Obviously there is no definitive answer to that question, but the closure of a mine responsible for such a high percentage of the world’s pink diamonds brings with it its own questions: How will demand be met? Where will people get the pink diamonds they crave?
Global desire for pink diamonds has only increased in recent years, with many being used in engagement rings and other special occasion jewellery. If pink diamond production is reduced by a considerable amount, it’s quite likely that prices will skyrocket for these gorgeous stones as availability decreases.
Because of this possibility, those considering purchasing pink diamonds would be wise to begin their research now. A diamond of any kind is a very special and personal decision, and even more so if you are buying it for an engagement ring. That’s why you want to learn as much as you can before moving forward.
Pink diamonds are so rare that most jewellers have never seen one, which is why it’s so important to work with someone you trust when buying one. Look for a jeweller who has specific knowledge and experience with pink diamonds.
If you want to know more about what makes pink diamonds unique and how to shop for them, check out our “Easy Guide to Pink Diamonds,” where you’ll learn about the origin of pink diamonds, tips for keeping the cost under control (but be warned, even “inexpensive” pink diamonds cost hundreds of thousands!), and tips for creating your perfect pink diamond engagement ring. Or, if you are looking at it as an investment opportunity, check out our three-part series “Beginning Your Pink Diamond Investment.”

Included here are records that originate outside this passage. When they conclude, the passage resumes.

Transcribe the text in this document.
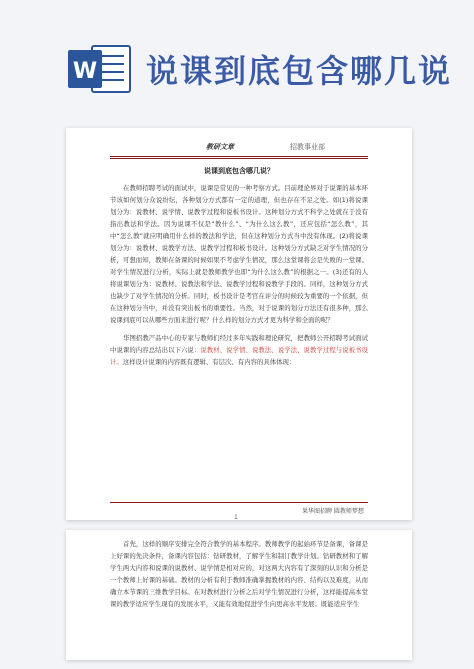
W 说课到底包含哪几说
教研文章	招教事业部
说课到底包含哪几说？

在教师招聘考试的面试中，说课是常见的一种考察方式。目前理论界对于说课的基本环节该如何划分众说纷纭，各种划分方式都有一定的道理，但也存在不足之处。如(1)将说课划分为：说教材、说学情、说教学过程和说板书设计。这种划分方式不科学之处就在于没有指出教法和学法。因为说课不仅是“教什么”、“为什么这么教”，还应包括“怎么教”，其中“怎么教”就应明确用什么样的教法和学法，但在这种划分方式当中没有体现。(2)将说课划分为：说教材、说教学方法、说教学过程和板书设计。这种划分方式缺乏对学生情况的分析，可想而知，教师在备课的时候如果不考虑学生情况，那么这堂课将会是失败的一堂课。对学生情况进行分析，实际上就是教师教学也即“为什么这么教”的根据之一。(3)还有的人将说课划分为：说教材、说教法和学法、说教学过程和说教学手段的。同样，这种划分方式也缺少了对学生情况的分析。同时，板书设计是考官在评分的时候较为重要的一个依据，但在这种划分当中，并没有突出板书的重要性。当然，对于说课的划分方法还有很多种，那么说课到底可以从哪些方面来进行呢？什么样的划分方式才更为科学和全面的呢？

华图招教产品中心的专家与教师们经过多年实践和理论研究，把教师公开招聘考试面试中说课的内容总结出以下六说：说教材、说学情、说教法、说学法、说教学过程与说板书设计。这样设计说课的内容既有逻辑、有层次、有内容的具体体现：

果华图招聘 圆教师梦想
1

首先，这样的顺序安排完全符合教学的基本程序。教师教学的起始环节是备课，备课是上好课的先决条件，备课内容包括：钻研教材，了解学生和制订教学计划。钻研教材和了解学生两大内容和说课的说教材、说学情是相对应的，对这两大内容有了深刻的认识和分析是一个教师上好课的基础。教材的分析有利于教师准确掌握教材的内容、结构以及难度，从而确立本节课的三维教学目标。在对教材进行分析之后对学生情况进行分析，这样能提高本堂课的教学适应学生现有的发展水平，又能有效地促进学生向更高水平发展；既能适应学生
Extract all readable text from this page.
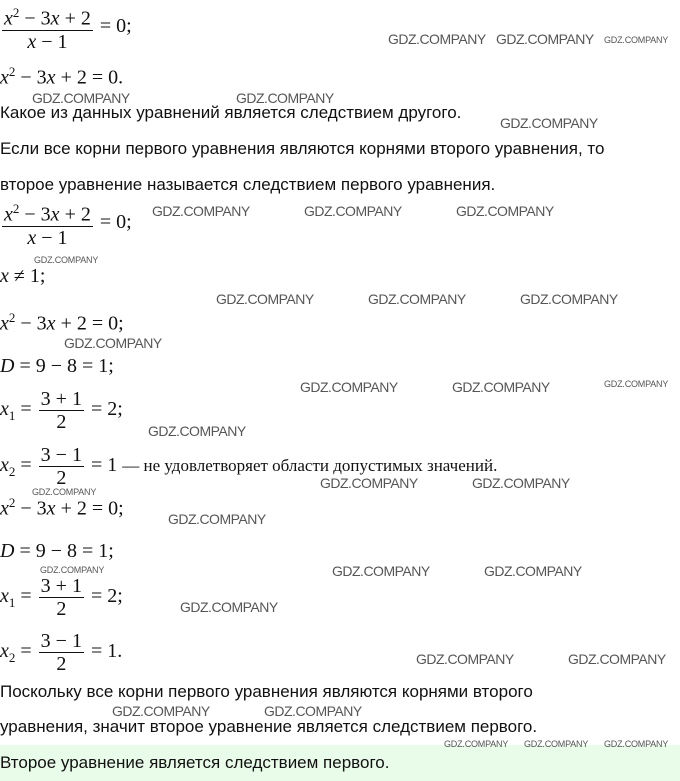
$\frac{x^2 - 3x + 2}{x - 1} = 0$;
$x^2 - 3x + 2 = 0$.
Какое из данных уравнений является следствием другого.
Если все корни первого уравнения являются корнями второго уравнения, то
второе уравнение называется следствием первого уравнения.
$\frac{x^2 - 3x + 2}{x - 1} = 0$;
x ≠ 1;
$x^2 - 3x + 2 = 0$;
D = 9 − 8 = 1;
$x_1 = \frac{3 + 1}{2} = 2$;
$x_2 = \frac{3 - 1}{2} = 1$ — не удовлетворяет области допустимых значений.
$x^2 - 3x + 2 = 0$;
D = 9 − 8 = 1;
$x_1 = \frac{3 + 1}{2} = 2$;
$x_2 = \frac{3 - 1}{2} = 1$.
Поскольку все корни первого уравнения являются корнями второго
уравнения, значит второе уравнение является следствием первого.
Второе уравнение является следствием первого.
GDZ.COMPANY GDZ.COMPANY GDZ.COMPANY
GDZ.COMPANY	GDZ.COMPANY
GDZ.COMPANY
GDZ.COMPANY	GDZ.COMPANY	GDZ.COMPANY
GDZ.COMPANY
GDZ.COMPANY	GDZ.COMPANY	GDZ.COMPANY
GDZ.COMPANY
GDZ.COMPANY	GDZ.COMPANY	GDZ.COMPANY
GDZ.COMPANY
GDZ.COMPANY	GDZ.COMPANY
GDZ.COMPANY
GDZ.COMPANY
GDZ.COMPANY	GDZ.COMPANY	GDZ.COMPANY
GDZ.COMPANY
GDZ.COMPANY	GDZ.COMPANY
GDZ.COMPANY	GDZ.COMPANY
GDZ.COMPANY GDZ.COMPANY GDZ.COMPANY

So What Does the Future Hold for Rio Tinto’s Giant Pink Diamond?
Over the past few months, this rare pink diamond, which has been named the Argyle Pink Jubilee, has gone through the gamut. It’s been assessed, modelled, and examined. But it’s not quite ready for viewing yet. First they will spend a few weeks carefully polishing the diamond for its debut on the world stage. And then it will be cut. John Calleija of Calleija Jewellers predicts it will end up being 5 to 6 carats.
Only then will it be ready to go to tender. Instead of setting an asking price, they’ll be accepting bids on this lovely, rare pink diamond. Experts expect that it may fetch as much as $10 to $20 million at auction.
Who knows? Perhaps it will make its way onto a very special pink diamond engagement ring.